Not at all. Consider the latest leaks reported in the mass media. It now appears Obama won’t have enough support in Congress, even among Democrats (imagine that?) to include a public option in any healthcare proposal. In which case, the healthcare situation will worsen and create more recruits for the army of the poor, as will the firing of eighteen thousand California public school teachers, a firing that will leave most inner city schools in California understaffed and essentially unmanageable, except as de facto jails. Oh, yes, and Obama himself has just announced he wants to cut over 300 billion dollars from Medicare and Medicaid, thus impoverishing many thousands more.

Meanwhile, there’s no budget shortfall for the military. In the absence of decent paying jobs, military recruiters are swamped with volunteers and we are swiftly growing a huge and robust military for wars abroad and quelling unrest at home.

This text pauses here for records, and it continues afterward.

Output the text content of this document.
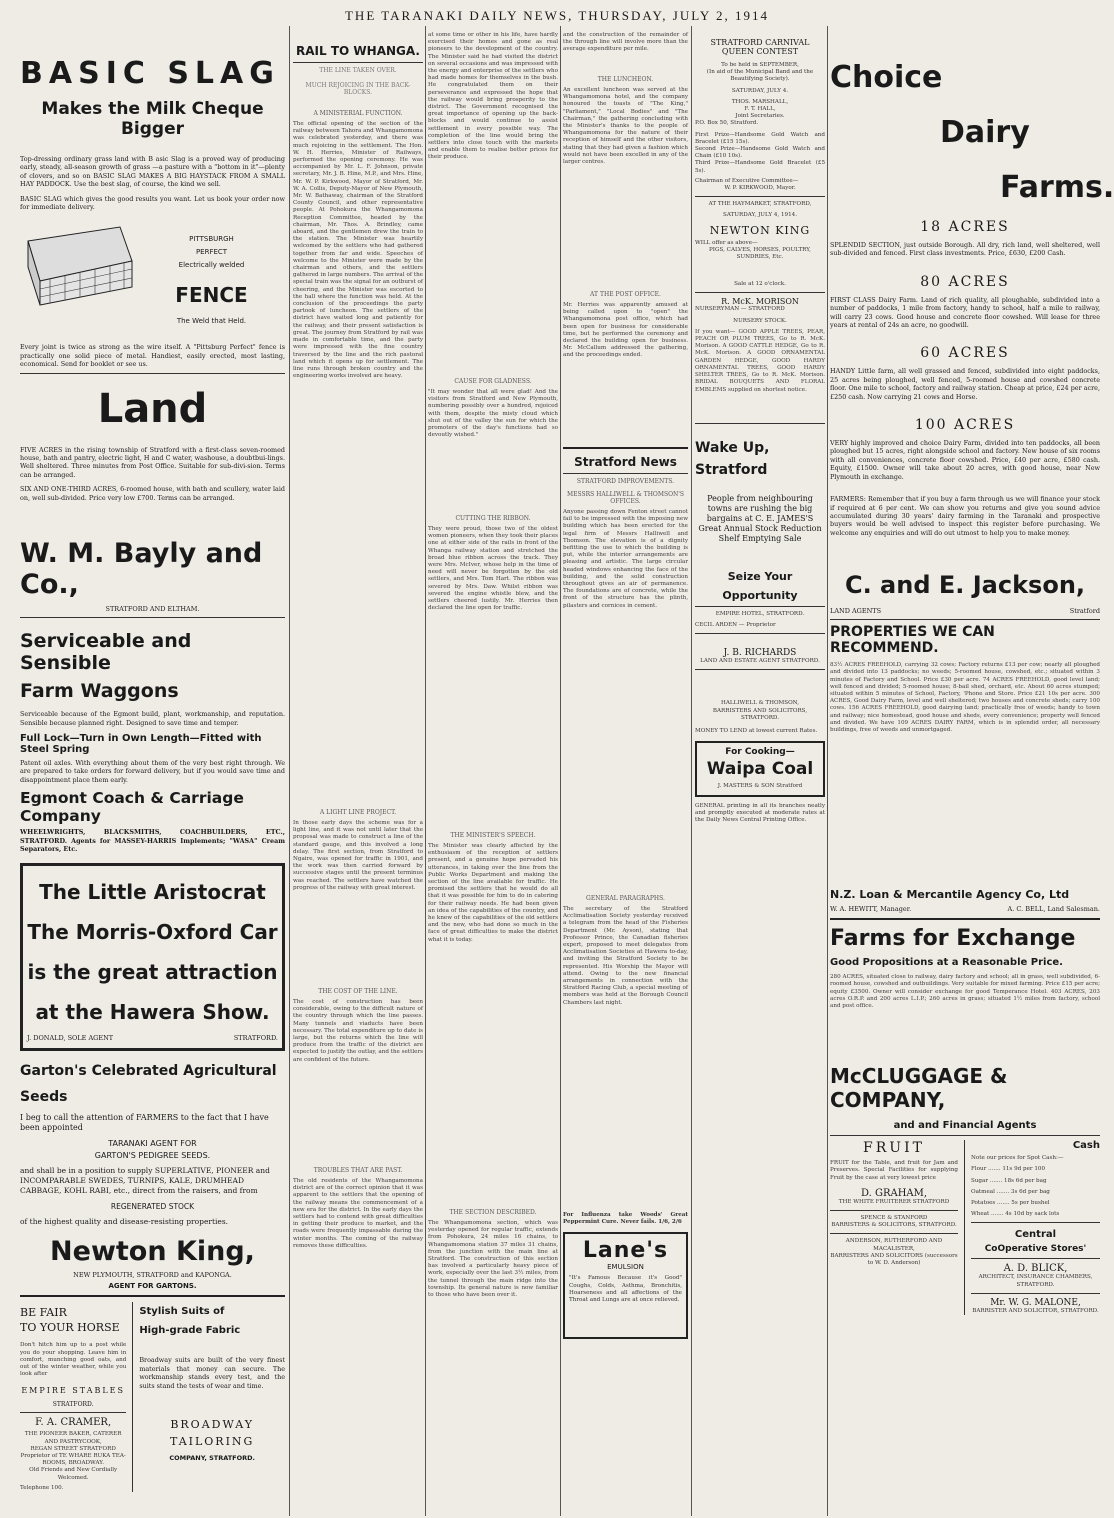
THE TARANAKI DAILY NEWS, THURSDAY, JULY 2, 1914
BASIC SLAG
Makes the Milk Cheque Bigger
Top-dressing ordinary grass land with B asic Slag is a proved way of producing early, steady, all-season growth of grass —a pasture with a "bottom in it"—plenty of clovers, and so on BASIC SLAG MAKES A BIG HAYSTACK FROM A SMALL HAY PADDOCK. Use the best slag, of course, the kind we sell.
BASIC SLAG which gives the good results you want. Let us book your order now for immediate delivery.
PITTSBURGH
PERFECT
Electrically welded
FENCE
The Weld that Held.
Every joint is twice as strong as the wire itself. A "Pittsburg Perfect" fence is practically one solid piece of metal. Handiest, easily erected, most lasting, economical. Send for booklet or see us.
Land
FIVE ACRES in the rising township of Stratford with a first-class seven-roomed house, bath and pantry, electric light, H and C water, washouse, a doubtbui-lings. Well sheltered. Three minutes from Post Office. Suitable for sub-divi-sion. Terms can be arranged.
SIX AND ONE-THIRD ACRES, 6-roomed house, with bath and scullery, water laid on, well sub-divided. Price very low £700. Terms can be arranged.
W. M. Bayly and Co.,
STRATFORD AND ELTHAM.
Serviceable and Sensible
Farm Waggons
Serviceable because of the Egmont build, plant, workmanship, and reputation. Sensible because planned right. Designed to save time and temper.
Full Lock—Turn in Own Length—Fitted with Steel Spring
Patent oil axles. With everything about them of the very best right through. We are prepared to take orders for forward delivery, but if you would save time and disappointment place them early.
Egmont Coach & Carriage Company
WHEELWRIGHTS, BLACKSMITHS, COACHBUILDERS, ETC., STRATFORD. Agents for MASSEY-HARRIS Implements; "WASA" Cream Separators, Etc.
The Little Aristocrat
The Morris-Oxford Car
is the great attraction
at the Hawera Show.
J. DONALD, SOLE AGENT	STRATFORD.
Garton's Celebrated Agricultural
Seeds
I beg to call the attention of FARMERS to the fact that I have been appointed
TARANAKI AGENT FOR
GARTON'S PEDIGREE SEEDS.
and shall be in a position to supply SUPERLATIVE, PIONEER and INCOMPARABLE SWEDES, TURNIPS, KALE, DRUMHEAD CABBAGE, KOHL RABI, etc., direct from the raisers, and from
REGENERATED STOCK
of the highest quality and disease-resisting properties.
Newton King,
NEW PLYMOUTH, STRATFORD and KAPONGA.
AGENT FOR GARTONS.
BE FAIR
TO YOUR HORSE
Don't hitch him up to a post while you do your shopping. Leave him in comfort, munching good oats, and out of the winter weather, while you look after
EMPIRE STABLES
STRATFORD.
F. A. CRAMER,
THE PIONEER BAKER, CATERER AND PASTRYCOOK,
REGAN STREET STRATFORD
Proprietor of TE WHARE RUKA TEA-ROOMS, BROADWAY.
Old Friends and New Cordially Welcomed.
Telephone 100.
Stylish Suits of
High-grade Fabric
Broadway suits are built of the very finest materials that money can secure. The workmanship stands every test, and the suits stand the tests of wear and time.
BROADWAY
TAILORING
COMPANY, STRATFORD.
RAIL TO WHANGA.
THE LINE TAKEN OVER.
MUCH REJOICING IN THE BACK-BLOCKS.
A MINISTERIAL FUNCTION.
The official opening of the section of the railway between Tahora and Whangamomona was celebrated yesterday, and there was much rejoicing in the settlement. The Hon. W. H. Herries, Minister of Railways, performed the opening ceremony. He was accompanied by Mr. L. F. Johnson, private secretary, Mr. J. B. Hine, M.P., and Mrs. Hine, Mr. W. P. Kirkwood, Mayor of Stratford, Mr. W. A. Collis, Deputy-Mayor of New Plymouth, Mr. W. Bathaway, chairman of the Stratford County Council, and other representative people. At Pohokura the Whangamomona Reception Committee, headed by the chairman, Mr. Thos. A. Brindley, came aboard, and the gentlemen drew the train to the station. The Minister was heartily welcomed by the settlers who had gathered together from far and wide. Speeches of welcome to the Minister were made by the chairman and others, and the settlers gathered in large numbers. The arrival of the special train was the signal for an outburst of cheering, and the Minister was escorted to the hall where the function was held. At the conclusion of the proceedings the party partook of luncheon. The settlers of the district have waited long and patiently for the railway, and their present satisfaction is great. The journey from Stratford by rail was made in comfortable time, and the party were impressed with the fine country traversed by the line and the rich pastoral land which it opens up for settlement. The line runs through broken country and the engineering works involved are heavy.
A LIGHT LINE PROJECT.
In those early days the scheme was for a light line, and it was not until later that the proposal was made to construct a line of the standard gauge, and this involved a long delay. The first section, from Stratford to Ngaire, was opened for traffic in 1901, and the work was then carried forward by successive stages until the present terminus was reached. The settlers have watched the progress of the railway with great interest.
THE COST OF THE LINE.
The cost of construction has been considerable, owing to the difficult nature of the country through which the line passes. Many tunnels and viaducts have been necessary. The total expenditure up to date is large, but the returns which the line will produce from the traffic of the district are expected to justify the outlay, and the settlers are confident of the future.
TROUBLES THAT ARE PAST.
The old residents of the Whangamomona district are of the correct opinion that it was apparent to the settlers that the opening of the railway means the commencement of a new era for the district. In the early days the settlers had to contend with great difficulties in getting their produce to market, and the roads were frequently impassable during the winter months. The coming of the railway removes these difficulties.
at some time or other in his life, have hardly exercised their homes and gone as real pioneers to the development of the country. The Minister said he had visited the district on several occasions and was impressed with the energy and enterprise of the settlers who had made homes for themselves in the bush. He congratulated them on their perseverance and expressed the hope that the railway would bring prosperity to the district. The Government recognised the great importance of opening up the back-blocks and would continue to assist settlement in every possible way. The completion of the line would bring the settlers into close touch with the markets and enable them to realise better prices for their produce.
CAUSE FOR GLADNESS.
"It may wonder that all were glad! And the visitors from Stratford and New Plymouth, numbering possibly over a hundred, rejoiced with them, despite the misty cloud which shut out of the valley the sun for which the promoters of the day's functions had so devoutly wished."
CUTTING THE RIBBON.
They were proud, those two of the oldest women pioneers, when they took their places one at either side of the rails in front of the Whanga railway station and stretched the broad blue ribbon across the track. They were Mrs. McIver, whose help in the time of need will never be forgotten by the old settlers, and Mrs. Tom Hart. The ribbon was severed by Mrs. Daw. Whilst ribbon was severed the engine whistle blew, and the settlers cheered lustily. Mr. Herries then declared the line open for traffic.
THE MINISTER'S SPEECH.
The Minister was clearly affected by the enthusiasm of the reception of settlers present, and a genuine hope pervaded his utterances, in taking over the line from the Public Works Department and making the section of the line available for traffic. He promised the settlers that he would do all that it was possible for him to do in catering for their railway needs. He had been given an idea of the capabilities of the country, and he knew of the capabilities of the old settlers and the new, who had done so much in the face of great difficulties to make the district what it is today.
THE SECTION DESCRIBED.
The Whangamomona section, which was yesterday opened for regular traffic, extends from Pohokura, 24 miles 16 chains, to Whangamomona station 37 miles 31 chains, from the junction with the main line at Stratford. The construction of this section has involved a particularly heavy piece of work, especially over the last 3½ miles, from the tunnel through the main ridge into the township. Its general nature is now familiar to those who have been over it.
and the construction of the remainder of the through line will involve more than the average expenditure per mile.
THE LUNCHEON.
An excellent luncheon was served at the Whangamomona hotel, and the company honoured the toasts of "The King," "Parliament," "Local Bodies" and "The Chairman," the gathering concluding with the Minister's thanks to the people of Whangamomona for the nature of their reception of himself and the other visitors, stating that they had given a fashion which would not have been excelled in any of the larger centres.
AT THE POST OFFICE.
Mr. Herries was apparently amused at being called upon to "open" the Whangamomona post office, which had been open for business for considerable time, but he performed the ceremony and declared the building open for business. Mr. McCallum addressed the gathering, and the proceedings ended.
Stratford News
STRATFORD IMPROVEMENTS.
MESSRS HALLIWELL & THOMSON'S OFFICES.
Anyone passing down Fenton street cannot fail to be impressed with the imposing new building which has been erected for the legal firm of Messrs Halliwell and Thomson. The elevation is of a dignity befitting the use to which the building is put, while the interior arrangements are pleasing and artistic. The large circular headed windows enhancing the face of the building, and the solid construction throughout gives an air of permanence. The foundations are of concrete, while the front of the structure has the plinth, pilasters and cornices in cement.
GENERAL PARAGRAPHS.
The secretary of the Stratford Acclimatisation Society yesterday received a telegram from the head of the Fisheries Department (Mr. Ayson), stating that Professor Prince, the Canadian fisheries expert, proposed to meet delegates from Acclimatisation Societies at Hawera to-day, and inviting the Stratford Society to be represented. His Worship the Mayor will attend. Owing to the new financial arrangements in connection with the Stratford Racing Club, a special meeting of members was held at the Borough Council Chambers last night.
For Influenza take Woods' Great Peppermint Cure. Never fails. 1/6, 2/6
Lane's
EMULSION
"It's Famous Because it's Good" Coughs, Colds, Asthma, Bronchitis, Hoarseness and all affections of the Throat and Lungs are at once relieved.
STRATFORD CARNIVAL QUEEN CONTEST
To be held in SEPTEMBER,
(In aid of the Municipal Band and the Beautifying Society).
SATURDAY, JULY 4.
THOS. MARSHALL,
F. T. HALL,
Joint Secretaries.
P.O. Box 50, Stratford.
First Prize—Handsome Gold Watch and Bracelet (£15 15s).
Second Prize—Handsome Gold Watch and Chain (£10 10s).
Third Prize—Handsome Gold Bracelet (£5 5s).
Chairman of Executive Committee—
W. P. KIRKWOOD, Mayor.
AT THE HAYMARKET, STRATFORD,
SATURDAY, JULY 4, 1914.
NEWTON KING
WILL offer as above—
PIGS, CALVES, HORSES, POULTRY, SUNDRIES, Etc.
Sale at 12 o'clock.
R. McK. MORISON
NURSERYMAN — STRATFORD
NURSERY STOCK.
If you want— GOOD APPLE TREES, PEAR, PEACH OR PLUM TREES, Go to R. McK. Morison. A GOOD CATTLE HEDGE, Go to R. McK. Morison. A GOOD ORNAMENTAL GARDEN HEDGE, GOOD HARDY ORNAMENTAL TREES, GOOD HARDY SHELTER TREES, Go to R. McK. Morison. BRIDAL BOUQUETS AND FLORAL EMBLEMS supplied on shortest notice.
Wake Up,
Stratford
People from neighbouring towns are rushing the big bargains at C. E. JAMES'S Great Annual Stock Reduction Shelf Emptying Sale
Seize Your
Opportunity
EMPIRE HOTEL, STRATFORD.
CECIL ARDEN — Proprietor
J. B. RICHARDS
LAND AND ESTATE AGENT STRATFORD.
HALLIWELL & THOMSON,
BARRISTERS AND SOLICITORS, STRATFORD.
MONEY TO LEND at lowest current Rates.
For Cooking—
Waipa Coal
J. MASTERS & SON Stratford
GENERAL printing in all its branches neatly and promptly executed at moderate rates at the Daily News Central Printing Office.
Choice
Dairy
Farms.
18 ACRES
SPLENDID SECTION, just outside Borough. All dry, rich land, well sheltered, well sub-divided and fenced. First class investments. Price, £630, £200 Cash.
80 ACRES
FIRST CLASS Dairy Farm. Land of rich quality, all ploughable, subdivided into a number of paddocks, 1 mile from factory, handy to school, half a mile to railway, will carry 23 cows. Good house and concrete floor cowshed. Will lease for three years at rental of 24s an acre, no goodwill.
60 ACRES
HANDY Little farm, all well grassed and fenced, subdivided into eight paddocks, 25 acres being ploughed, well fenced, 5-roomed house and cowshed concrete floor. One mile to school, factory and railway station. Cheap at price, £24 per acre, £250 cash. Now carrying 21 cows and Horse.
100 ACRES
VERY highly improved and choice Dairy Farm, divided into ten paddocks, all been ploughed but 15 acres, right alongside school and factory. New house of six rooms with all conveniences, concrete floor cowshed. Price, £40 per acre, £580 cash. Equity, £1500. Owner will take about 20 acres, with good house, near New Plymouth in exchange.
FARMERS: Remember that if you buy a farm through us we will finance your stock if required at 6 per cent. We can show you returns and give you sound advice accumulated during 30 years' dairy farming in the Taranaki and prospective buyers would be well advised to inspect this register before purchasing. We welcome any enquiries and will do out utmost to help you to make money.
C. and E. Jackson,
LAND AGENTS	Stratford
PROPERTIES WE CAN RECOMMEND.
83½ ACRES FREEHOLD, carrying 32 cows; Factory returns £13 per cow; nearly all ploughed and divided into 13 paddocks; no weeds; 5-roomed house, cowshed, etc.; situated within 3 minutes of Factory and School. Price £30 per acre. 74 ACRES FREEHOLD, good level land; well fenced and divided; 5-roomed house; 8-bail shed, orchard, etc. About 60 acres stumped; situated within 5 minutes of School, Factory, 'Phone and Store. Price £21 10s per acre. 300 ACRES, Good Dairy Farm, level and well sheltered; two houses and concrete sheds; carry 100 cows. 156 ACRES FREEHOLD, good dairying land; practically free of weeds; handy to town and railway; nice homestead, good house and sheds, every convenience; property well fenced and divided. We have 109 ACRES DAIRY FARM, which is in splendid order, all necessary buildings, free of weeds and unmortgaged.
N.Z. Loan & Mercantile Agency Co, Ltd
W. A. HEWITT, Manager.	A. C. BELL, Land Salesman.
Farms for Exchange
Good Propositions at a Reasonable Price.
280 ACRES, situated close to railway, dairy factory and school; all in grass, well subdivided, 6-roomed house, cowshed and outbuildings. Very suitable for mixed farming. Price £15 per acre; equity £3500. Owner will consider exchange for good Temperance Hotel. 403 ACRES, 203 acres O.R.P. and 200 acres L.I.P.; 260 acres in grass; situated 1½ miles from factory, school and post office.
McCLUGGAGE & COMPANY,
and and Financial Agents
FRUIT
FRUIT for the Table, and fruit for Jam and Preserves. Special Facilities for supplying Fruit by the case at very lowest price
D. GRAHAM,
THE WHITE FRUITERER STRATFORD
SPENCE & STANFORD
BARRISTERS & SOLICITORS, STRATFORD.
ANDERSON, RUTHERFORD AND MACALISTER,
BARRISTERS AND SOLICITORS (successors to W. D. Anderson)
Cash
Note our prices for Spot Cash:—
Flour ....... 11s 9d per 100
Sugar ....... 18s 6d per bag
Oatmeal ....... 3s 6d per bag
Potatoes ....... 5s per bushel
Wheat ....... 4s 10d by sack lots
Central
CoOperative Stores'
A. D. BLICK,
ARCHITECT, INSURANCE CHAMBERS, STRATFORD.
Mr. W. G. MALONE,
BARRISTER AND SOLICITOR, STRATFORD.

As Trudell said several times during his talk, “I’m crazy, okay. I’m just talking. I don’t know anything. I’m just saying…think.”

School just got out for the summer, the kids shouting their goodbyes from the school bus trundling through Mendocino. And a year from now, school, what’s left of it, will be getting out again. If you believe the economy and our schools will be better than they are now because the experts on NPR and in the mainstream media say the economy seems to be stabilizing and a recovery is on the way, you are, to quote John Trudell, not thinking.